This week is all about inflation with the UK leading with CPI, PPI, and RPI on Tuesday plus the German ZEW report and Eurozone Industrial Production followed by US PPI and CPI and Europe wide CPI data Thursday and Friday. So focus in the West will be on comments from the Fed and European central bankers.
In Asia we have a mass of Japanese data including trade, machine orders, industrial production, M2 and the report on foreign bond flows by Japanese investors and in China money supply, trade and CPI/PPI. We also have the Reserve Bank of Australia’s financial stability review to digest.
In Latin America, Mexico’s reserves will be of interest to the currency players as well as industrial production and the central bank minutes, and in Brazil we have a Selic rate fixing with expectations of 11.25% from 12.25% and retail sales to contend with, broadly a quiet week for data globally.
After a 12 year ban on new projects, Qatar Petroleum is to start a new natural gas project in the so-called North Field, Southern section, which they expect to have capacity of 2 billion cubic feet per day, which is the equivalent of 400,000 barrels of oil a day; this should come on-stream in around five years’ time.
One of the companies that should benefit from this new production is Nakilat (Qatar Gas Transportation Company) which has the largest LNG fleet in the world, mostly owned outright, but sometimes in joint ventures, with 67 LNG tankers and 4 LPG vessels.
We have positions in two bonds issued by Nakilat both maturing in 2033 and both have a scheduled sinking structure, that is they gradually get redeemed by a scheduled amount each coupon payment date up to maturity. One of the bonds has already been sinking, since 2010, while the other is due to start in 2021. As these are both scheduled amortisations we need to look at the average life to assess value so slightly more involved, as the calculation to determine ‘fair value’ needs to build in the extra cash you receive in addition to the coupon flow prior to the maturity date. Broadly, you have an extra payment, from principal, to reinvest as well as your regular coupon and so more compounding to take into hand.
Basically, these two bonds are cheap as a number of investors and their systems do not cope very well with this structure. Both bonds are rated but one is 1st Lien and the other 2nd Lien, a difference in the rating of one credit notch Aa3 verses A1. But both according to our Relative Value Model (RVM) are around 5 credit notches cheap and offer a return and yield of close to 12.5%.
The US housing market is a $26tn asset class, larger than the US stock market. Whereas the stock market and certain property hotspots have rallied in recent years, US house prices on average have stalled for the past 3 years. Alongside the rise in overall household debts, it’s worth noting that mortgage delinquencies also spiked up dramatically at the end of 2016 after six years of steady decline (mortgage delinquencies and defaults continued to rise for a couple of years following the Global Financial Crisis). These were a leading indicator of the 2008 market crash and were trending upwards from early 2006. In the 4th quarter of 2016 US prime mortgage delinquencies jumped from 2.6% to 3.1% of loans.

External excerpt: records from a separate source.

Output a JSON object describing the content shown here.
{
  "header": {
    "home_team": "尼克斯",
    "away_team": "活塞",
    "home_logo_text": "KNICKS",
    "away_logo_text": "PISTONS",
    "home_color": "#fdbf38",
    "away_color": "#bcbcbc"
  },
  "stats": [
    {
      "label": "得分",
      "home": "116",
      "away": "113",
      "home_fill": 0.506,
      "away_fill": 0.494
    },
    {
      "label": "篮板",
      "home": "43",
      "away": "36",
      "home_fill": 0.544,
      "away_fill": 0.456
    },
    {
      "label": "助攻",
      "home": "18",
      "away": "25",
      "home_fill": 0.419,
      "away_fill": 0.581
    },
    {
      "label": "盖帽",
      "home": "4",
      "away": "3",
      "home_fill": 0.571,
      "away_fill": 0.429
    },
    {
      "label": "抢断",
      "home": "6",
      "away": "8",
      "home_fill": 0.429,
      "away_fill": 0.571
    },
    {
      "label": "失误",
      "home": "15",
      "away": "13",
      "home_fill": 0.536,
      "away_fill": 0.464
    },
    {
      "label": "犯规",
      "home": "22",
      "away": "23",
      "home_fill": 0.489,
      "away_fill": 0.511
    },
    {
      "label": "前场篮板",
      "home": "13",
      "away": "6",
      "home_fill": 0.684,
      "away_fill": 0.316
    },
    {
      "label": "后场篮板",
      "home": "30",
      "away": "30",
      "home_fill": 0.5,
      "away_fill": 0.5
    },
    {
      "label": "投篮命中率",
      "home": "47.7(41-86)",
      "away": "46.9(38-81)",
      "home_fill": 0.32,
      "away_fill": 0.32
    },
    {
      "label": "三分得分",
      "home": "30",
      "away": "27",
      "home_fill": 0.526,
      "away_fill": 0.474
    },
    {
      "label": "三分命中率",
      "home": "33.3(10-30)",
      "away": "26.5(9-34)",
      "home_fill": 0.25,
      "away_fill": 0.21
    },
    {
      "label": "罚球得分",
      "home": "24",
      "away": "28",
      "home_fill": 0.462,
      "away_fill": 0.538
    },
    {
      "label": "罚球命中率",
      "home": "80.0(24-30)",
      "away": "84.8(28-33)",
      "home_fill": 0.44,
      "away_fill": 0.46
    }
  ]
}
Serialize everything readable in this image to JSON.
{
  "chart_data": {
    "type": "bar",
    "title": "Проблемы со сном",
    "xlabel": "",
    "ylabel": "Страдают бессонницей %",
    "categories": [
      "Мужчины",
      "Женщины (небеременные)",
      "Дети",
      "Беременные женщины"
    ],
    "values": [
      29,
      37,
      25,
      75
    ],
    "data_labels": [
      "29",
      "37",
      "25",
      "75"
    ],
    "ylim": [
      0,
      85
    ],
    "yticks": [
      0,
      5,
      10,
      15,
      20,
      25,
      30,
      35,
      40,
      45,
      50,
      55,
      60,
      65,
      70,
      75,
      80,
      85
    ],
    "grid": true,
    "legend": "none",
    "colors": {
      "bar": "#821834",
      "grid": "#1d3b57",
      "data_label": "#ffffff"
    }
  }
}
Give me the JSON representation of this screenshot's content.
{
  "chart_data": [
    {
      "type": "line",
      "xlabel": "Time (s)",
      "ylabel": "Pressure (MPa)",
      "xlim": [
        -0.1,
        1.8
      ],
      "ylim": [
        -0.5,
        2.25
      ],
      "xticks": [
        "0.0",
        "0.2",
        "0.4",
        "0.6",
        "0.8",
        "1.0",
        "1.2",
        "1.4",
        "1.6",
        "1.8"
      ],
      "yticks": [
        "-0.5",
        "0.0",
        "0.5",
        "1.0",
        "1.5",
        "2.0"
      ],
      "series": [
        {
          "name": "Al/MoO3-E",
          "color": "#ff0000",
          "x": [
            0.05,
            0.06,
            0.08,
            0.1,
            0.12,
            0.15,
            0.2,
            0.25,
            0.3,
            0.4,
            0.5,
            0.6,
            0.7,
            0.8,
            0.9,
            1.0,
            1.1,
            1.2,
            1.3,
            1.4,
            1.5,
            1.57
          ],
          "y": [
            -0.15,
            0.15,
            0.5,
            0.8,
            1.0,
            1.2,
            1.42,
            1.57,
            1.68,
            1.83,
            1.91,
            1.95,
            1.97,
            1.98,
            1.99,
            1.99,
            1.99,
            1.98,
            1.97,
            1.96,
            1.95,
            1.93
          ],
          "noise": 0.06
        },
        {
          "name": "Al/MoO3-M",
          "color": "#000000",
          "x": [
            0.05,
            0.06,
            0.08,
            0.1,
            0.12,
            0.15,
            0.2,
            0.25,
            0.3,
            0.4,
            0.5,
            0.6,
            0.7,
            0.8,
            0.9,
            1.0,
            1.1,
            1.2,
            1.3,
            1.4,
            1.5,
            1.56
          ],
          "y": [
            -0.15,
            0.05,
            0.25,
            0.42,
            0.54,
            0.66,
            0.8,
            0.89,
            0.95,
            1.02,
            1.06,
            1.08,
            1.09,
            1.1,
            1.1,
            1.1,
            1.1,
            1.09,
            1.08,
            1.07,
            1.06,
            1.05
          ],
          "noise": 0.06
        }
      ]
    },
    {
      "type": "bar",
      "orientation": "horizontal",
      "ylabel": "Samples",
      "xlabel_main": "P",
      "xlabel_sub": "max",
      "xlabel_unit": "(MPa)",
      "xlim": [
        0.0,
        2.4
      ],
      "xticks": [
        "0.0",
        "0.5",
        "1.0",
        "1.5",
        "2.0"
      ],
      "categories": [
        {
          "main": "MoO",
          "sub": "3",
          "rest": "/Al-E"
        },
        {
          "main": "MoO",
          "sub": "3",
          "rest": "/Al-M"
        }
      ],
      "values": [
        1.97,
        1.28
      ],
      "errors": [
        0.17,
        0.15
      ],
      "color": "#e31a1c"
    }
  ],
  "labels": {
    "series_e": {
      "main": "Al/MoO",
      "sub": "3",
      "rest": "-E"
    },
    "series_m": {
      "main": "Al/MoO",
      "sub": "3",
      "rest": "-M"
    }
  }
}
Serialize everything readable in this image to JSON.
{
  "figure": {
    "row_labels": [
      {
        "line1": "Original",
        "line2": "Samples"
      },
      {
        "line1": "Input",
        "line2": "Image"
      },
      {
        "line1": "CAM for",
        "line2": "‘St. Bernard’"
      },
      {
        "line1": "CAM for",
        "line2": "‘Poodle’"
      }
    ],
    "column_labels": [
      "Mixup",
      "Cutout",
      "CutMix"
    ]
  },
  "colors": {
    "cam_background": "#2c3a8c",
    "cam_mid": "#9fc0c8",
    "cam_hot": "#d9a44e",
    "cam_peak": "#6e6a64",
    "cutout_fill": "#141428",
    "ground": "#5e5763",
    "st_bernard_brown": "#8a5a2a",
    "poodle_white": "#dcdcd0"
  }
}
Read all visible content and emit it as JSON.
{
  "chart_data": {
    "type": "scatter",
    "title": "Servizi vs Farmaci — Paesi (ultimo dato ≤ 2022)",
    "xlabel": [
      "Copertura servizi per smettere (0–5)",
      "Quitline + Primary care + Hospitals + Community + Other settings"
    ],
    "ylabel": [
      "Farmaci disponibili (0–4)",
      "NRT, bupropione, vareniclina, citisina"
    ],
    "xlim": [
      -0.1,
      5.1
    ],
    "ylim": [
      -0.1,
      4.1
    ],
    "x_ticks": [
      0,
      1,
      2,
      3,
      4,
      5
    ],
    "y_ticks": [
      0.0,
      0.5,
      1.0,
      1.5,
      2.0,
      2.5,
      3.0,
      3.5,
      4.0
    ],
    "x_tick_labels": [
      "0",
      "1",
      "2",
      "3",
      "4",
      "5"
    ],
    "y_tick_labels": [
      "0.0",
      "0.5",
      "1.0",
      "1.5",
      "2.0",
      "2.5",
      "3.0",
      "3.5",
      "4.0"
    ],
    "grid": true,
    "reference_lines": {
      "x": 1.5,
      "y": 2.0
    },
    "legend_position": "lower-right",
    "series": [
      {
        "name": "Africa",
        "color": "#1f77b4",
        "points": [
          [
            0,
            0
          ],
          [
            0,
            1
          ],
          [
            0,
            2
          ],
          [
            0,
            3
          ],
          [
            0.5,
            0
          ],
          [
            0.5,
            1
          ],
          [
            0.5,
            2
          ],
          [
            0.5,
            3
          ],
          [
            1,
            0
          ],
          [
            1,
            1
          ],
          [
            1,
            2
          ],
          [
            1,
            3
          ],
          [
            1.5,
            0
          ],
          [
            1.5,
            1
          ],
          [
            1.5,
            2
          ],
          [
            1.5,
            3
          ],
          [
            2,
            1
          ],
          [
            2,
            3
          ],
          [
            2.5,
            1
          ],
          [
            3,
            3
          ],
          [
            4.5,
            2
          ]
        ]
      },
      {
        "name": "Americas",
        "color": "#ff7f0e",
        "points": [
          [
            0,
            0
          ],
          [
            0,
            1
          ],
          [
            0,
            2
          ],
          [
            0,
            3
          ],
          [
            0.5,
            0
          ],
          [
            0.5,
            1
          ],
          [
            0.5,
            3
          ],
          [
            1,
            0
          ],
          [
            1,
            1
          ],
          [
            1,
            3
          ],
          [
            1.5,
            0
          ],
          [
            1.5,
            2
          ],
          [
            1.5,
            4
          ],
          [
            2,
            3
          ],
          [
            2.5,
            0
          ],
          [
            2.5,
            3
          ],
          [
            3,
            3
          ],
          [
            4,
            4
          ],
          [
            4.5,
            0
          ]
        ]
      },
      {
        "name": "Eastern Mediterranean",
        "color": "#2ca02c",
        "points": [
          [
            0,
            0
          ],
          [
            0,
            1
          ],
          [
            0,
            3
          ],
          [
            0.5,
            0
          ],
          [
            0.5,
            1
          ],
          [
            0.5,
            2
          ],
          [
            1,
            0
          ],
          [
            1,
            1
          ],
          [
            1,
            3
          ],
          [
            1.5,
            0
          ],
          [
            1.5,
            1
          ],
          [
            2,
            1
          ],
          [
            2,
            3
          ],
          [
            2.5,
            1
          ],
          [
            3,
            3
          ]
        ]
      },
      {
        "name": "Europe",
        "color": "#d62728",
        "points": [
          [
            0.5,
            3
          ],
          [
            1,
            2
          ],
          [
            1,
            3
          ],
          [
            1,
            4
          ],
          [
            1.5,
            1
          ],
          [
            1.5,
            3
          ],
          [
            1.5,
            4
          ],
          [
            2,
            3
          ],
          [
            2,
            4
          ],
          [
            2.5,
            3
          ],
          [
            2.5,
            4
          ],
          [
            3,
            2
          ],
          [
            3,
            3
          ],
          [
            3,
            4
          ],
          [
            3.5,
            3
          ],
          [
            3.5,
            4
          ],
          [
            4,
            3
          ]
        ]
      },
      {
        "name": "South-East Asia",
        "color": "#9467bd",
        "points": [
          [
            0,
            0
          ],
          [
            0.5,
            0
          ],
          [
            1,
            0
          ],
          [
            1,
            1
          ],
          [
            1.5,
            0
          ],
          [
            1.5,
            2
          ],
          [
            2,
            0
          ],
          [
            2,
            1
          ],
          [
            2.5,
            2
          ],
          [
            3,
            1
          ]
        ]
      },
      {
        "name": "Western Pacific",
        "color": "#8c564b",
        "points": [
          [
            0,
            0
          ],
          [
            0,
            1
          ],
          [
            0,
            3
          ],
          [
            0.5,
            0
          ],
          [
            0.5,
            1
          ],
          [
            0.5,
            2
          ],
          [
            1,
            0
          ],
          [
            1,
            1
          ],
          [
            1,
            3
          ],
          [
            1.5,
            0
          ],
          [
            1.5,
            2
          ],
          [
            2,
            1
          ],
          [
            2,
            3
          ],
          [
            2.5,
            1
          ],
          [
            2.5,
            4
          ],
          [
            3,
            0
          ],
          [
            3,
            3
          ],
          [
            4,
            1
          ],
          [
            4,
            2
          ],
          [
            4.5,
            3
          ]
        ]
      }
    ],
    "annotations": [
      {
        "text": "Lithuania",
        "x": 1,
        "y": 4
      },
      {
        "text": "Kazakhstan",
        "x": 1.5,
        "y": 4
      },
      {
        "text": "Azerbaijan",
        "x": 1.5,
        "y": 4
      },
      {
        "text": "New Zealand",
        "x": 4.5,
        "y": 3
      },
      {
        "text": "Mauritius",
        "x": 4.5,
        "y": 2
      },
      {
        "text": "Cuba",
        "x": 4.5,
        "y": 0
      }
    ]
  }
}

Since the peak of 7.3% in early 2010 there have only been a couple of modest single-quarter spikes in delinquencies, none as large as the latest, and all reverting downwards again in the following quarter. Given that we are close to recent historical average levels (~2.5% in the decade preceding the crisis) this may just be a fluctuation and future readings will not drift that far from current levels. But given the high levels of total household debt and the expected rise in rates and potential living costs it is also possible that we will see more households struggling to make mortgage payments on-time (even if these don’t rise due to typically fixed rates).